CMS Announces Medicare Fraud Crackdown
Last month, the Centers for Medicare and Medicaid Services announced that they will be introducing changes to increase security in an effort to reduce cases of Medicare fraud. Prompted in part by the Affordable Care Act, these program updates are centered on making the rules across providers more consistent for providers across the board. Additionally, the intended outcome will ensure the maintained integrity meant to ensure the longterm viability and preservation of Medicare.
What Does the Medicare Fraud Crackdown Mean for Providers?
According to CMS Deputy Administrator and Director of the Center for Program Integrity Shantanu Agrawal, MD, “CMS has removed nearly 25,000 providers from Medicare, and the new rules help us stop bad actors from coming back in as we continue to protect our patients.” These changes give the CMS expanded oversight that could lead to an estimated savings of $327 million on an annual basis.
For providers, suppliers or owners working with Medicare recipients, these changes could mean denied or revoked enrollment. This is not an arbitrary decision however. Those affiliated with entities with outstanding Medicare debts will be denied until the outstanding balance has been paid, or a repayment plan has been put into place. A new background check program will work to identify managing employees with a related felony conviction. Abuse of billing privileges can also result in revoked enrollments. “For years, some providers tried to game the system and dodge rules to get Medicare dollars; today, this final rule makes it much harder for bad actors that were removed from the program to come back in,” said Agrawal.
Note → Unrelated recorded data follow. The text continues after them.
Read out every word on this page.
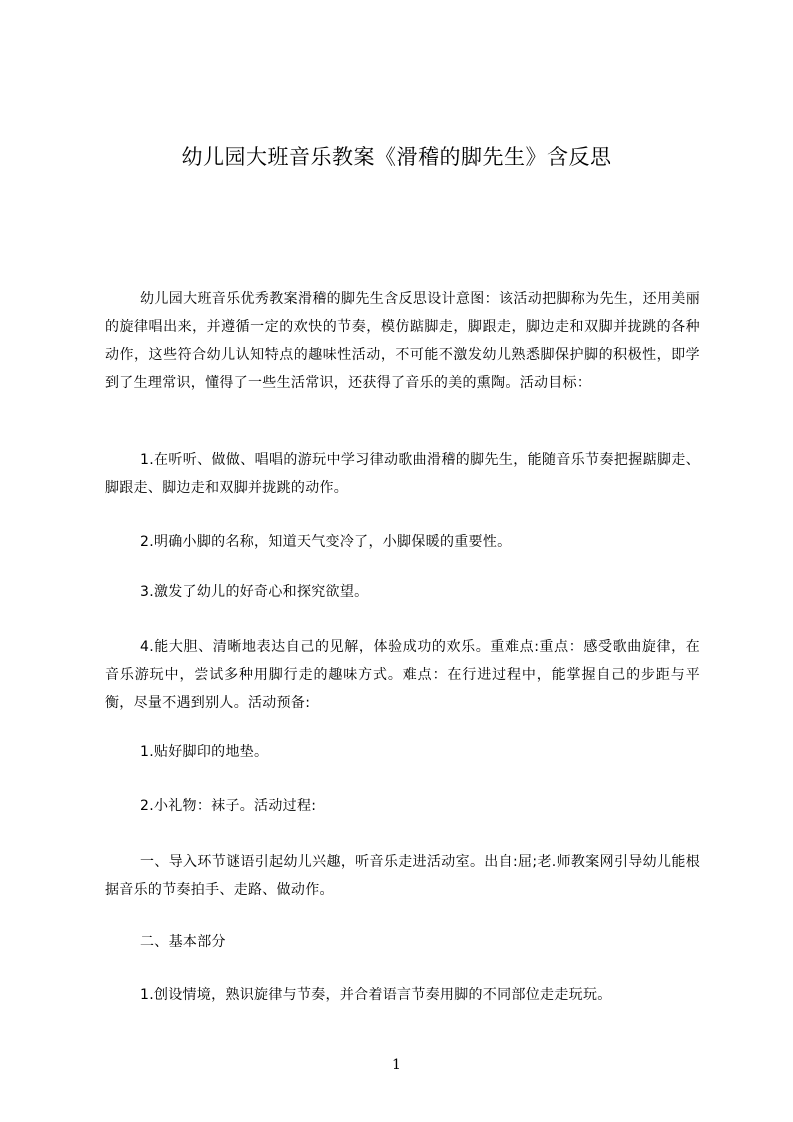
幼儿园大班音乐教案《滑稽的脚先生》含反思
幼儿园大班音乐优秀教案滑稽的脚先生含反思设计意图：该活动把脚称为先生，还用美丽的旋律唱出来，并遵循一定的欢快的节奏，模仿踮脚走，脚跟走，脚边走和双脚并拢跳的各种动作，这些符合幼儿认知特点的趣味性活动，不可能不激发幼儿熟悉脚保护脚的积极性，即学到了生理常识，懂得了一些生活常识，还获得了音乐的美的熏陶。活动目标：
1.在听听、做做、唱唱的游玩中学习律动歌曲滑稽的脚先生，能随音乐节奏把握踮脚走、脚跟走、脚边走和双脚并拢跳的动作。
2.明确小脚的名称，知道天气变冷了，小脚保暖的重要性。
3.激发了幼儿的好奇心和探究欲望。
4.能大胆、清晰地表达自己的见解，体验成功的欢乐。重难点:重点：感受歌曲旋律，在音乐游玩中，尝试多种用脚行走的趣味方式。难点：在行进过程中，能掌握自己的步距与平衡，尽量不遇到别人。活动预备:
1.贴好脚印的地垫。
2.小礼物：袜子。活动过程:
一、导入环节谜语引起幼儿兴趣，听音乐走进活动室。出自:屈;老.师教案网引导幼儿能根据音乐的节奏拍手、走路、做动作。
二、基本部分
1.创设情境，熟识旋律与节奏，并合着语言节奏用脚的不同部位走走玩玩。
1
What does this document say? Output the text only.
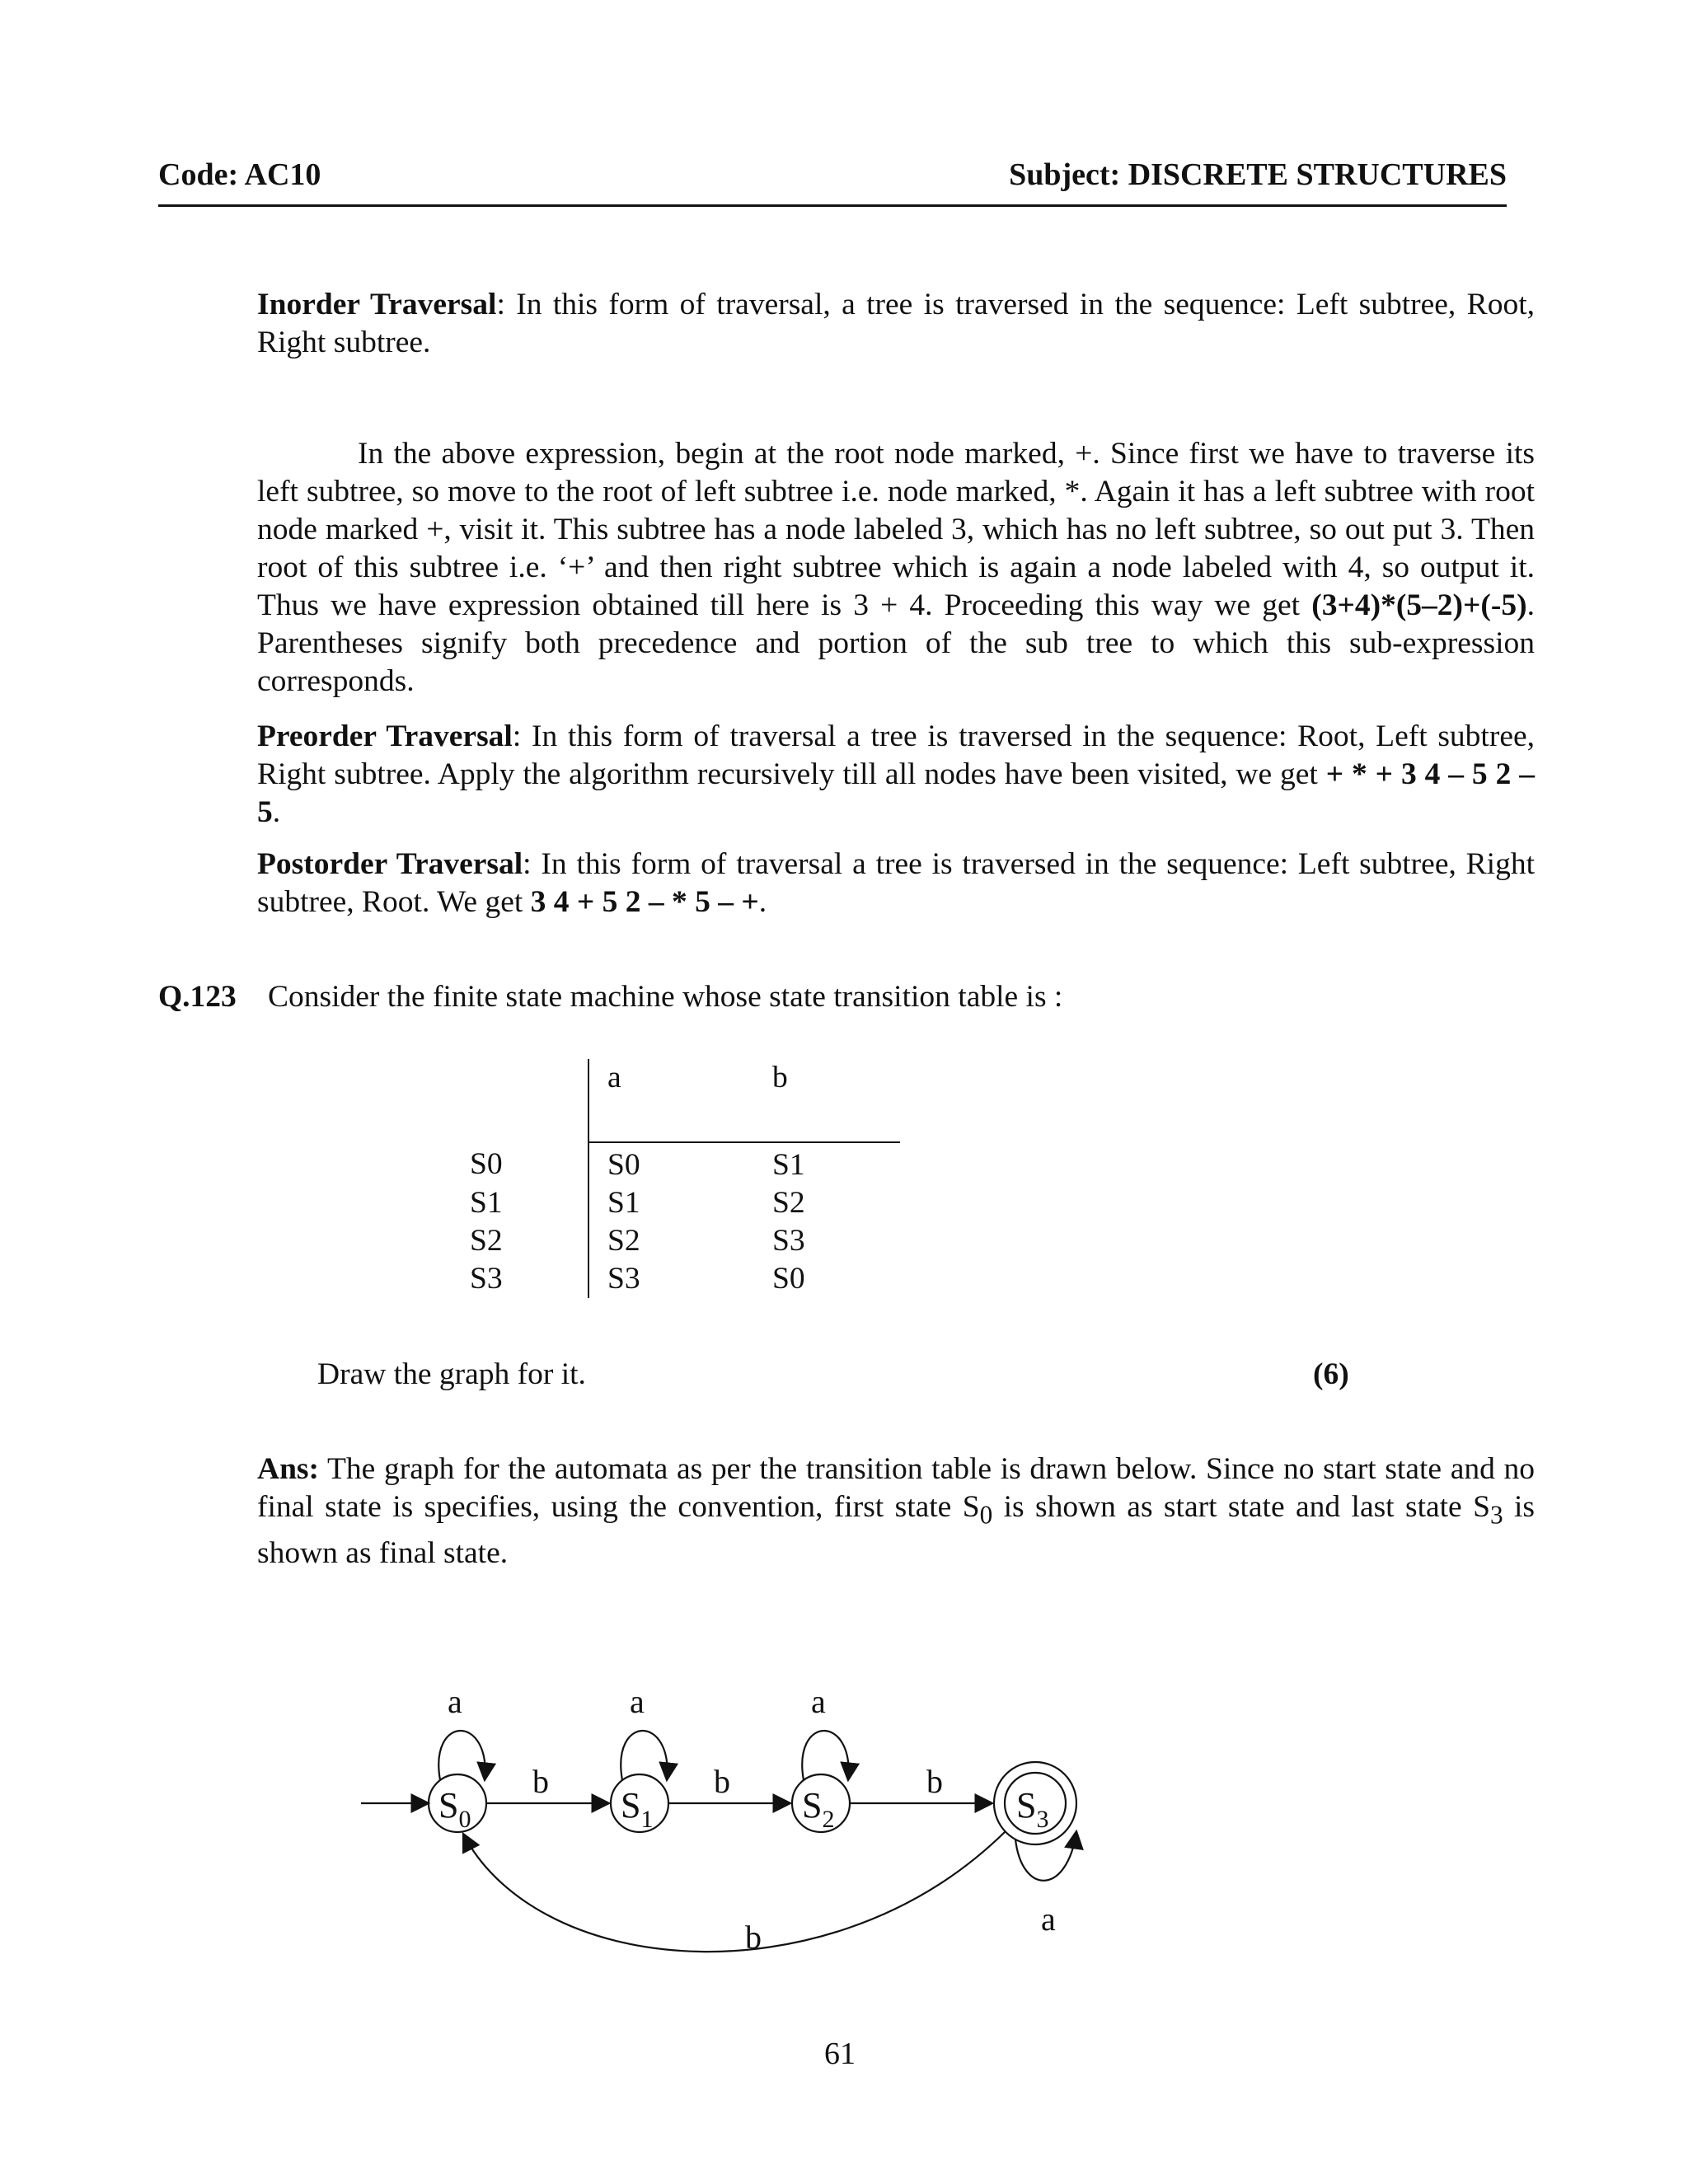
Code: AC10	Subject: DISCRETE STRUCTURES

Inorder Traversal: In this form of traversal, a tree is traversed in the sequence: Left subtree, Root, Right subtree.

In the above expression, begin at the root node marked, +. Since first we have to traverse its left subtree, so move to the root of left subtree i.e. node marked, *. Again it has a left subtree with root node marked +, visit it. This subtree has a node labeled 3, which has no left subtree, so out put 3. Then root of this subtree i.e. ‘+’ and then right subtree which is again a node labeled with 4, so output it. Thus we have expression obtained till here is 3 + 4. Proceeding this way we get (3+4)*(5–2)+(-5). Parentheses signify both precedence and portion of the sub tree to which this sub-expression corresponds.

Preorder Traversal: In this form of traversal a tree is traversed in the sequence: Root, Left subtree, Right subtree. Apply the algorithm recursively till all nodes have been visited, we get + * + 3 4 – 5 2 –5.

Postorder Traversal: In this form of traversal a tree is traversed in the sequence: Left subtree, Right subtree, Root. We get 3 4 + 5 2 – * 5 – +.

Q.123 Consider the finite state machine whose state transition table is :
	a	b
S0	S0	S1
S1	S1	S2
S2	S2	S3
S3	S3	S0
Draw the graph for it.	(6)

Ans: The graph for the automata as per the transition table is drawn below. Since no start state and no final state is specifies, using the convention, first state $S_0$ is shown as start state and last state $S_3$ is shown as final state.

$S_0$	$S_1$	$S_2$	$S_3$
a	a	a
a
b	b	b
b
61
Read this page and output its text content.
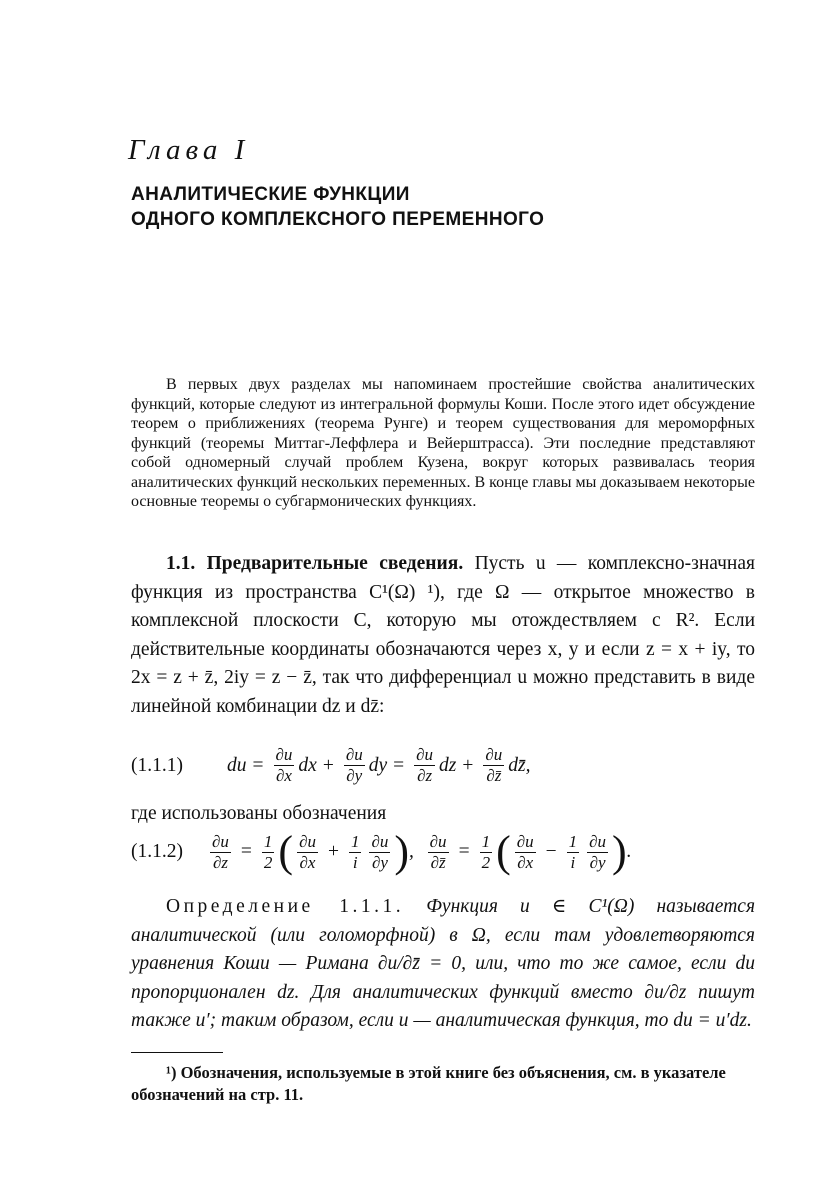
Глава I
АНАЛИТИЧЕСКИЕ ФУНКЦИИ
ОДНОГО КОМПЛЕКСНОГО ПЕРЕМЕННОГО
В первых двух разделах мы напоминаем простейшие свойства аналитических функций, которые следуют из интегральной формулы Коши. После этого идет обсуждение теорем о приближениях (теорема Рунге) и теорем существования для мероморфных функций (теоремы Миттаг-Леффлера и Вейерштрасса). Эти последние представляют собой одномерный случай проблем Кузена, вокруг которых развивалась теория аналитических функций нескольких переменных. В конце главы мы доказываем некоторые основные теоремы о субгармонических функциях.
1.1. Предварительные сведения. Пусть u — комплексно-значная функция из пространства C¹(Ω) ¹), где Ω — открытое множество в комплексной плоскости C, которую мы отождествляем с R². Если действительные координаты обозначаются через x, y и если z = x + iy, то 2x = z + z̄, 2iy = z − z̄, так что дифференциал u можно представить в виде линейной комбинации dz и dz̄:
(1.1.1)	du = $\frac{\partial u}{\partial x}$ dx + $\frac{\partial u}{\partial y}$ dy = $\frac{\partial u}{\partial z}$ dz + $\frac{\partial u}{\partial z̄}$ dz̄,
где использованы обозначения
(1.1.2)	$\frac{\partial u}{\partial z} = \frac{1}{2}$ ( $\frac{\partial u}{\partial x} + \frac{1}{i} \frac{\partial u}{\partial y}$ ) , $\frac{\partial u}{\partial z̄} = \frac{1}{2}$ ( $\frac{\partial u}{\partial x} - \frac{1}{i} \frac{\partial u}{\partial y}$ ) .
Определение 1.1.1. Функция u ∈ C¹(Ω) называется аналитической (или голоморфной) в Ω, если там удовлетворяются уравнения Коши — Римана ∂u/∂z̄ = 0, или, что то же самое, если du пропорционален dz. Для аналитических функций вместо ∂u/∂z пишут также u′; таким образом, если u — аналитическая функция, то du = u′dz.
¹) Обозначения, используемые в этой книге без объяснения, см. в указателе обозначений на стр. 11.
New challenges brought about by the introduction of electronic health records (EHRs) cost as much as $250 million according to some officials. “The changes announced today are common-sense safeguards to preserve Medicare for generations to come,” said Administrator of the Centers for Medicare and Medicaid Services, Marilyn Tavenner. For those providers who work within the intended guidelines of Medicare, these new guidelines should mean very little. For those who operate fraudulent practices, however, these changes will make it much more difficult to get fraudulent claims through the system.